Funding for the latest continuing resolution is set to expire on April 28 while the president is in the middle of a two-front war with Democrats and the House Republican Freedom Caucus.

And while the threat of a government shutdown has become a quarterly tradition on Capitol Hill, how the president will negotiate avoiding one could be a wild card.

"If I were a betting man, I would want to cover every conceivable bet," said Don Kettl, a professor at the University of Maryland’s School of Public Policy and a nonresident senior fellow at the Brookings Institution.

"It would be hard to even try to figure out what the spread ought to be."

While recent budget battles have hinged on a few central flashpoints — like funding for Planned Parenthood or whether to accept Syrian refugees — multiple issues surrounding this negotiation have the potential to snarl a CR, from agency budget cuts to funding the border wall or even the travel ban.

"The signature issue this time is a lack of a single signature issue," Kettl said. "There are so many balls in the air, both involving the Freedom Caucus and the president’s promise to make a deal with the Democrats to problems in the House and the Senate — there’s this whole set of basic procedural issues before we even get to the policy questions.

"If you look through the skinny budget, there’s a whole long catalog of things that could become flashpoints depending on what the Republicans try to push through and what the Democrats are going to try to resist."

The White House’s supplemental 2017 budget calls for an additional $30 billion for the Department of Defense, as well as $1.5 billion for the proposed border wall. To get it passed, the president will need support from either the Freedom Caucus or the Democrats, both of whom he effectively declared war on in a March 30 tweet.

Given that fiscal 2017 only has five months left, Alan Chvotkin, executive vice president and counsel of the Professional Services Council, said he anticipated that Congress and the White House would want to avoid a shutdown and would fund the remainder of the year to focus on 2018 spending.

"It is very difficult to make major policy and certainly major spending changes over that relatively short period of time," he said. "You can stop doing some things, but even so, there are some limits to even what you can stop."

But while Washington has stared down scores of potential shutdown scares before, the wild card remains Trump. Having seen negotiations stall with the Freedom Caucus over the American Health Care Act, it’s uncertain how the president will approach these budget talks.

"Trump is what is known in the trade as a competitive rather than cooperative negotiator," Daniel Cay Johnston, a Pulitzer-winning investigative journalist who has covered Trump’s business dealings for The New York Times and authored the 2016 book,

The Making of Donald Trump

, said in an email. "To Donald, it’s about winning or at least being able to assert he won."

"Key thing to remember is he has NO government experience and in business he had no bosses except briefly when the bankers had him on a very long leash in 1990. He is used to being a dictator in his realm, who demands absolute loyalty from those below, which is usually a one-way street."

Johnston added that Trump has faced tough negotiations before, mostly centered on the tangled financial saga of his casino holdings in Atlantic City, where the president managed to avoid personal bankruptcy despite owing money to more than 70 banks.

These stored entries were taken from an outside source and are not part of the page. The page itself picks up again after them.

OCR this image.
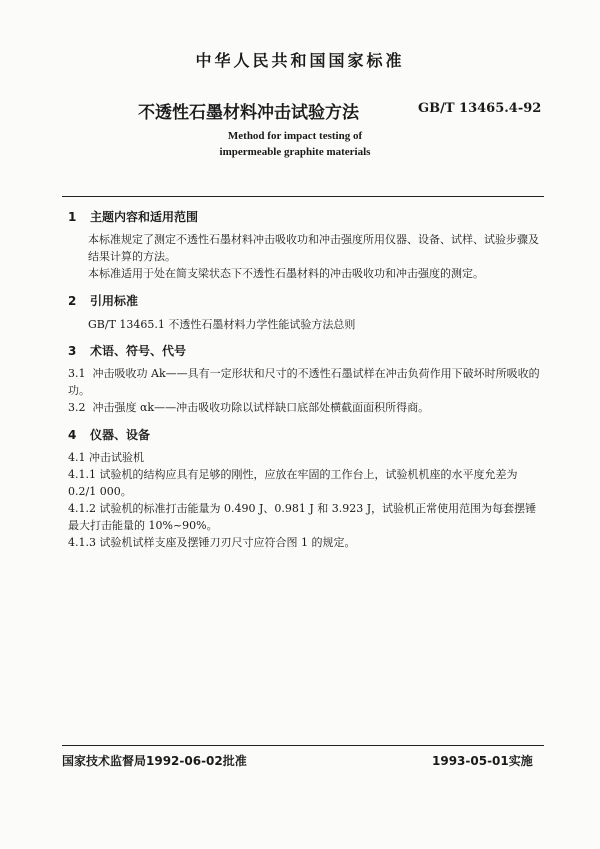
中华人民共和国国家标准
不透性石墨材料冲击试验方法	GB/T 13465.4-92
Method for impact testing of
impermeable graphite materials
1 主题内容和适用范围
本标准规定了测定不透性石墨材料冲击吸收功和冲击强度所用仪器、设备、试样、试验步骤及结果计算的方法。
本标准适用于处在简支梁状态下不透性石墨材料的冲击吸收功和冲击强度的测定。
2 引用标准
GB/T 13465.1 不透性石墨材料力学性能试验方法总则
3 术语、符号、代号
3.1 冲击吸收功 Ak——具有一定形状和尺寸的不透性石墨试样在冲击负荷作用下破坏时所吸收的功。
3.2 冲击强度 αk——冲击吸收功除以试样缺口底部处横截面面积所得商。
4 仪器、设备
4.1 冲击试验机
4.1.1 试验机的结构应具有足够的刚性，应放在牢固的工作台上，试验机机座的水平度允差为 0.2/1 000。
4.1.2 试验机的标准打击能量为 0.490 J、0.981 J 和 3.923 J，试验机正常使用范围为每套摆锤最大打击能量的 10%~90%。
4.1.3 试验机试样支座及摆锤刀刃尺寸应符合图 1 的规定。
国家技术监督局1992-06-02批准	1993-05-01实施
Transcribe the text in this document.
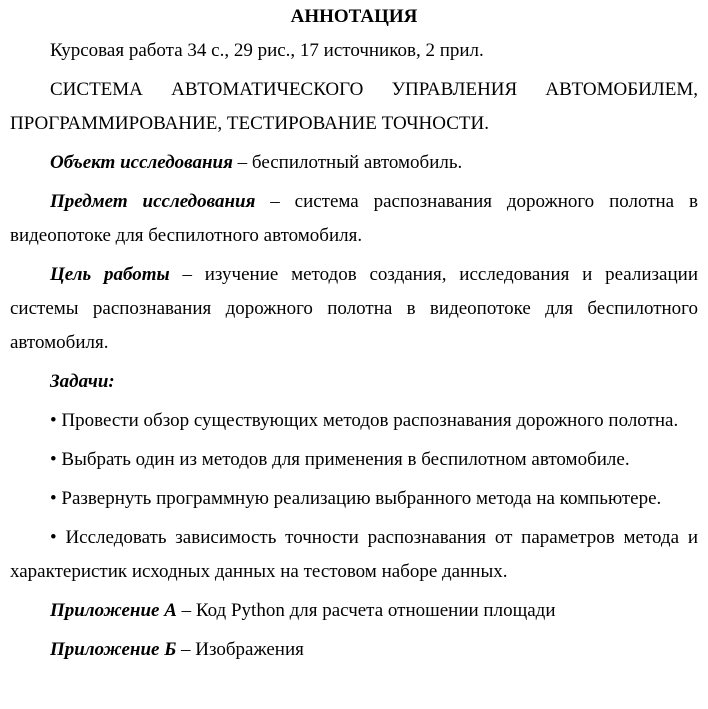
АННОТАЦИЯ

Курсовая работа 34 с., 29 рис., 17 источников, 2 прил.

СИСТЕМА АВТОМАТИЧЕСКОГО УПРАВЛЕНИЯ АВТОМОБИЛЕМ,

ПРОГРАММИРОВАНИЕ, ТЕСТИРОВАНИЕ ТОЧНОСТИ.

Объект исследования – беспилотный автомобиль.

Предмет исследования – система распознавания дорожного полотна в видеопотоке для беспилотного автомобиля.

Цель работы – изучение методов создания, исследования и реализации системы распознавания дорожного полотна в видеопотоке для беспилотного автомобиля.

Задачи:

• Провести обзор существующих методов распознавания дорожного полотна.

• Выбрать один из методов для применения в беспилотном автомобиле.

• Развернуть программную реализацию выбранного метода на компьютере.

• Исследовать зависимость точности распознавания от параметров метода и характеристик исходных данных на тестовом наборе данных.

Приложение А – Код Python для расчета отношении площади

Приложение Б – Изображения
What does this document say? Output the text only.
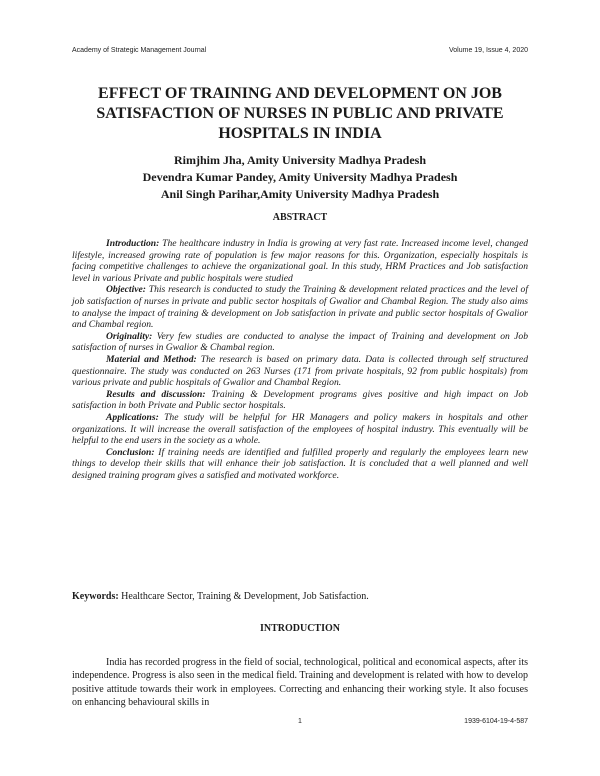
Academy of Strategic Management Journal	Volume 19, Issue 4, 2020
EFFECT OF TRAINING AND DEVELOPMENT ON JOB SATISFACTION OF NURSES IN PUBLIC AND PRIVATE HOSPITALS IN INDIA
Rimjhim Jha, Amity University Madhya Pradesh
Devendra Kumar Pandey, Amity University Madhya Pradesh
Anil Singh Parihar,Amity University Madhya Pradesh
ABSTRACT

Introduction: The healthcare industry in India is growing at very fast rate. Increased income level, changed lifestyle, increased growing rate of population is few major reasons for this. Organization, especially hospitals is facing competitive challenges to achieve the organizational goal. In this study, HRM Practices and Job satisfaction level in various Private and public hospitals were studied

Objective: This research is conducted to study the Training & development related practices and the level of job satisfaction of nurses in private and public sector hospitals of Gwalior and Chambal Region. The study also aims to analyse the impact of training & development on Job satisfaction in private and public sector hospitals of Gwalior and Chambal region.

Originality: Very few studies are conducted to analyse the impact of Training and development on Job satisfaction of nurses in Gwalior & Chambal region.

Material and Method: The research is based on primary data. Data is collected through self structured questionnaire. The study was conducted on 263 Nurses (171 from private hospitals, 92 from public hospitals) from various private and public hospitals of Gwalior and Chambal Region.

Results and discussion: Training & Development programs gives positive and high impact on Job satisfaction in both Private and Public sector hospitals.

Applications: The study will be helpful for HR Managers and policy makers in hospitals and other organizations. It will increase the overall satisfaction of the employees of hospital industry. This eventually will be helpful to the end users in the society as a whole.

Conclusion: If training needs are identified and fulfilled properly and regularly the employees learn new things to develop their skills that will enhance their job satisfaction. It is concluded that a well planned and well designed training program gives a satisfied and motivated workforce.

Keywords: Healthcare Sector, Training & Development, Job Satisfaction.
INTRODUCTION

India has recorded progress in the field of social, technological, political and economical aspects, after its independence. Progress is also seen in the medical field. Training and development is related with how to develop positive attitude towards their work in employees. Correcting and enhancing their working style. It also focuses on enhancing behavioural skills in

1	1939-6104-19-4-587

"But there he persuaded the [New Jersey] Casino Control Commission to take his side against his bankers, which was easy since all but two of the 70 or so banks were headquartered outside of New Jersey," he said.

Chvotkin said a budget compromise would be in the best interest of Trump and the Republicans, and that contractors are cautiously optimistic a deal would get done.

"We’ve been to this dance before," he said. "They are not ignoring the risk of a shutdown, but they are not taking significant overt action to prepare for it."